10. Pearl Jam - "Master/Slave"

Featured on Pearl Jam's monumental debut "Ten," the "Master/Slave" track serves as both the record's opener and closer. The tune's an instrumental and is primarily driven by Jeff Ament's fretless bass line.

9. System of a Down - "Arto"

Located as a part of SOAD's "Aerials" studio version, "Arto" extends the famous tune by well over two minutes, featuring an Armenian musician Arto Tuncboyaciyan performing a traditional Church hymn, "Der Voghormya" ("Lord Have Mercy") with the rest of the band.

8. Kyuss - "Lick My Doo"

You know that you can and will ... 'Tis a catchy ditty, comes off Kyuss' "Welcome to Sky Valley."

7. Tenacious D - "Malibu Nights"

Up next is the deadly duo ending their eponymous 2001 release with "Malibu Nights."

6. The Beatles - "Her Majesty"

Arguably the first example of a hidden track in rock history, the Beatles' "Her Majesty" comes as a concealed closer of "Abbey Road." The song was originally intended to be placed between "Mean Mr. Mustard" and "Polythene Pam," but just didn't work for Sir Paul McCartney, who demanded that the track is destroyed. But here's the cool bit - EMI policy strictly states that no Beatles recording can ever be destroyed.

5. Green Day - "All By Myself"

Now here's the reason why you should never give a mic to a drummer! Just kiddin'; "All By Myself" comes as a hidden track from Green Day's "Dookie" and was fully composed and performed by drummer Tre Cool, who handled both guitar and vocal duties.

4. Queens of the Stone Age - "A Real Song for the Deaf"

"Huh?
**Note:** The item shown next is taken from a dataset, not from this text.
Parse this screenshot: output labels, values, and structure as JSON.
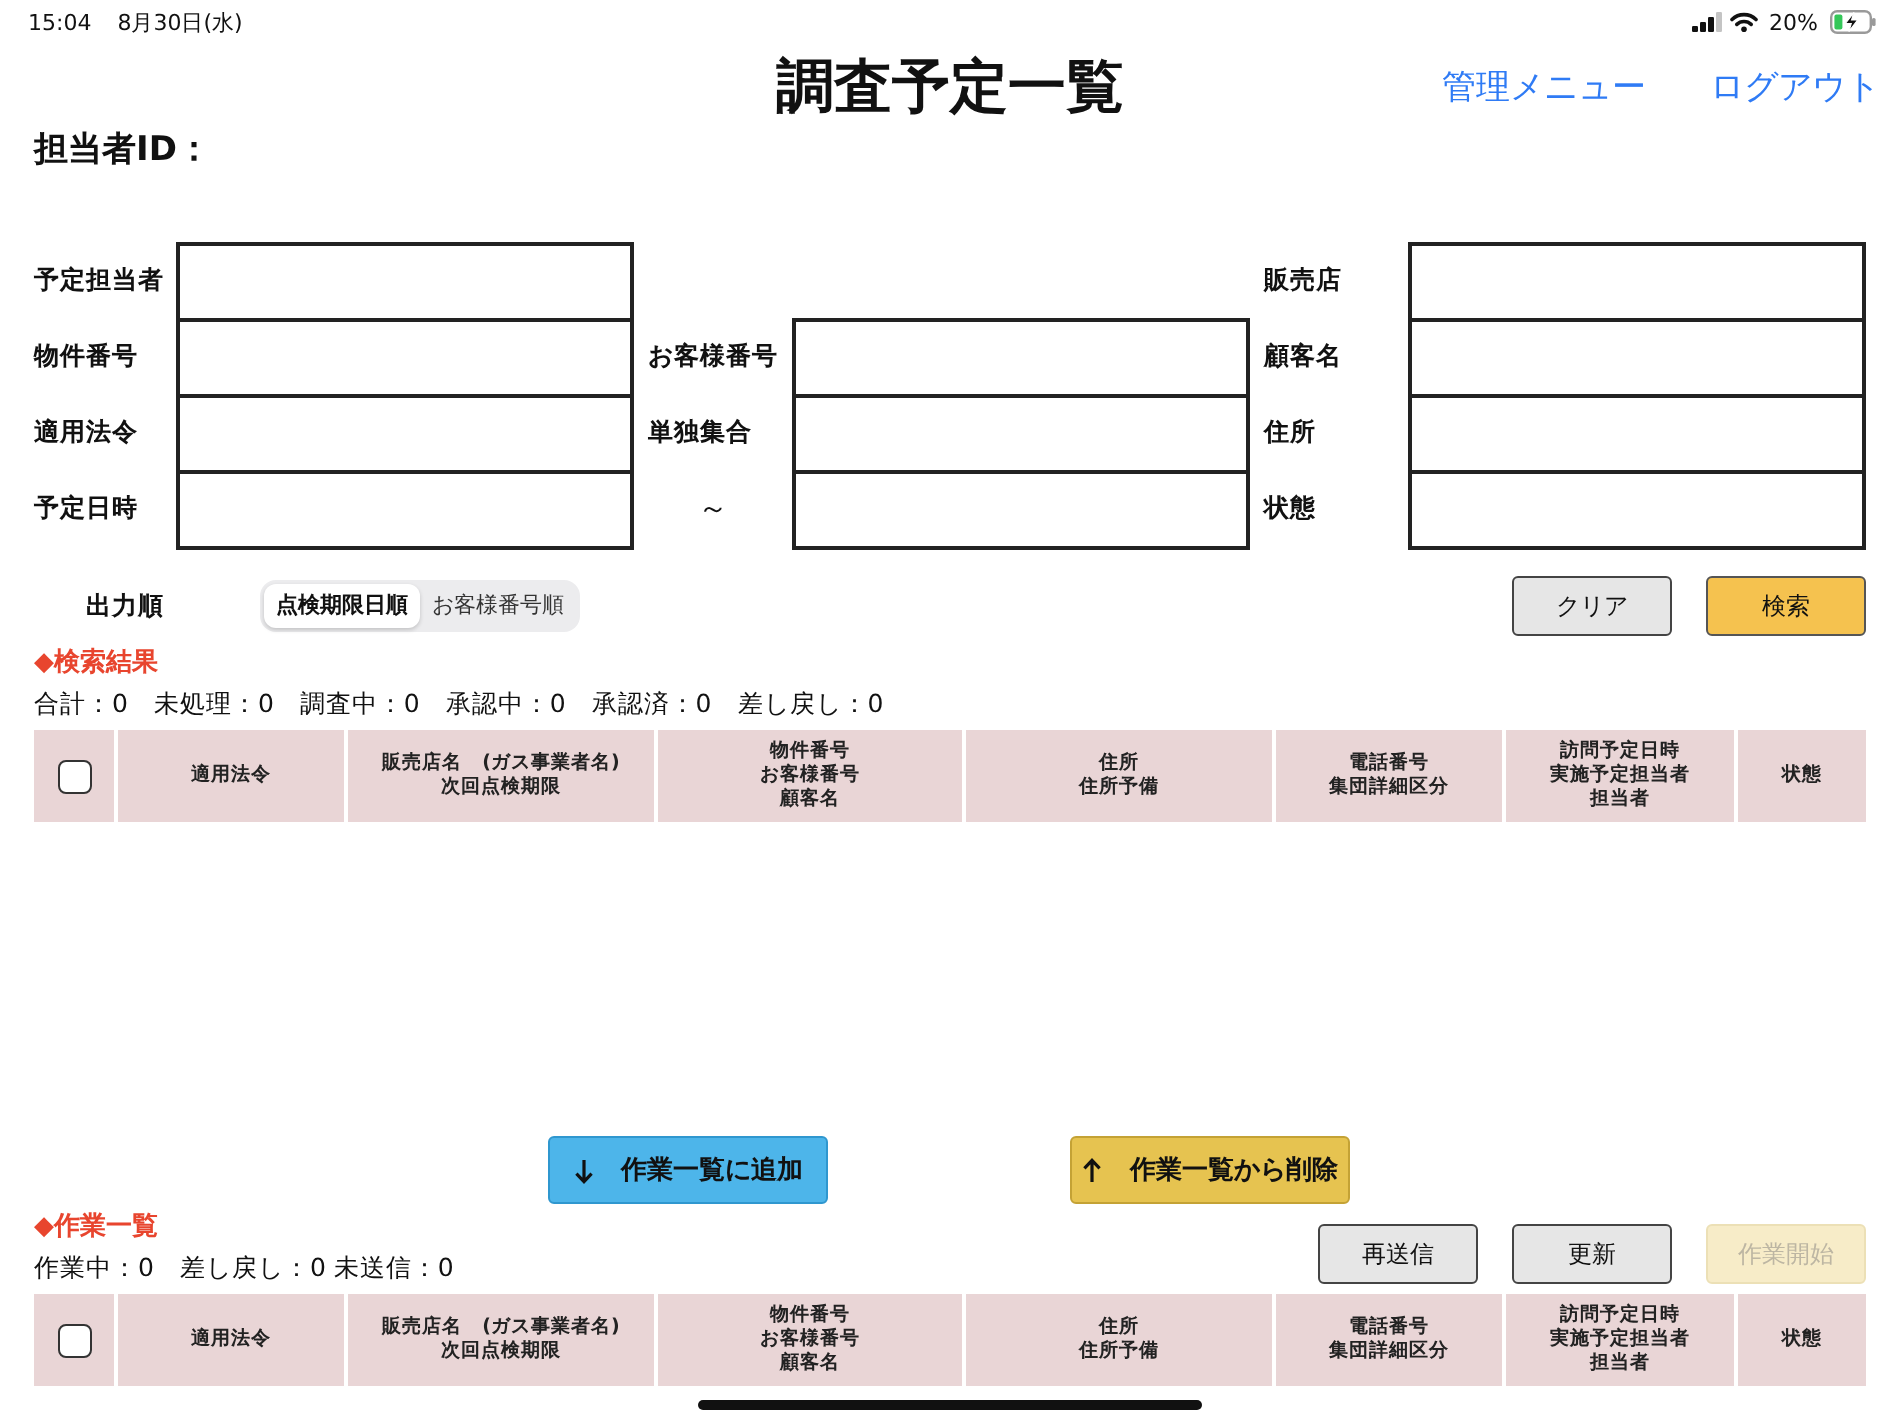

What?" In case you want to hear this one, you'll need to rewind the "Songs for the Deaf" opener to -1:33. It's called the pregap, go figure.

3. Blink-182 - "F--k a Dog"

Some profound lyrics we have here. But here's the cool bit - back around 2001, MCA Records executives have met Blink-182 to hear their highly-anticipated new album, the one that would ultimately become "Take Off Your Pants and Jacket." Instead of playing them the actual album, the trio gave the execs two spoof songs - "F--k a Dog" and "When You F--ked Hitler." The response must have been priceless.
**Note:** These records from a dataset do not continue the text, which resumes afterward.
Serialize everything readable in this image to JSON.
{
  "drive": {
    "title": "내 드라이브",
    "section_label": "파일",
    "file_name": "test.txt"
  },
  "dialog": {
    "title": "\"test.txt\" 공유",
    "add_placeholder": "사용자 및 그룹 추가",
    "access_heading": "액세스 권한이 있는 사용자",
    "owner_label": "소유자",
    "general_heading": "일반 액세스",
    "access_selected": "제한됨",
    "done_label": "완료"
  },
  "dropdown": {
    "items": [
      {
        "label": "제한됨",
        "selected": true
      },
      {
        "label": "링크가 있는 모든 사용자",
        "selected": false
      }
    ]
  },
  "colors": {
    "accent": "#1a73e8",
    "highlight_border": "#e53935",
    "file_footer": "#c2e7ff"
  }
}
2. Nirvana - "Endless, Nameless"

Back before the internet days, this one was really quite a rarity, as there weren't much ways to hear it. "Endless, Nameless" was buried deep on Nirvana's classic "Nevermind" and wasn't even included on every copy of the record.

1. Tool - "Viginti Tres / Wings for Marie / 10,000 Days"

As always, if you need your mind blown, address Tool. Rather than just shoving a hidden track somewhere on the album, the guys took a different approach - if you were to play "Viginti Tres," "Wings for Marie" and "10,000 Days" at the same time, you would get a brand new song, everything adds up perfectly, making this one without a doubt the greatest hidden gem of all time.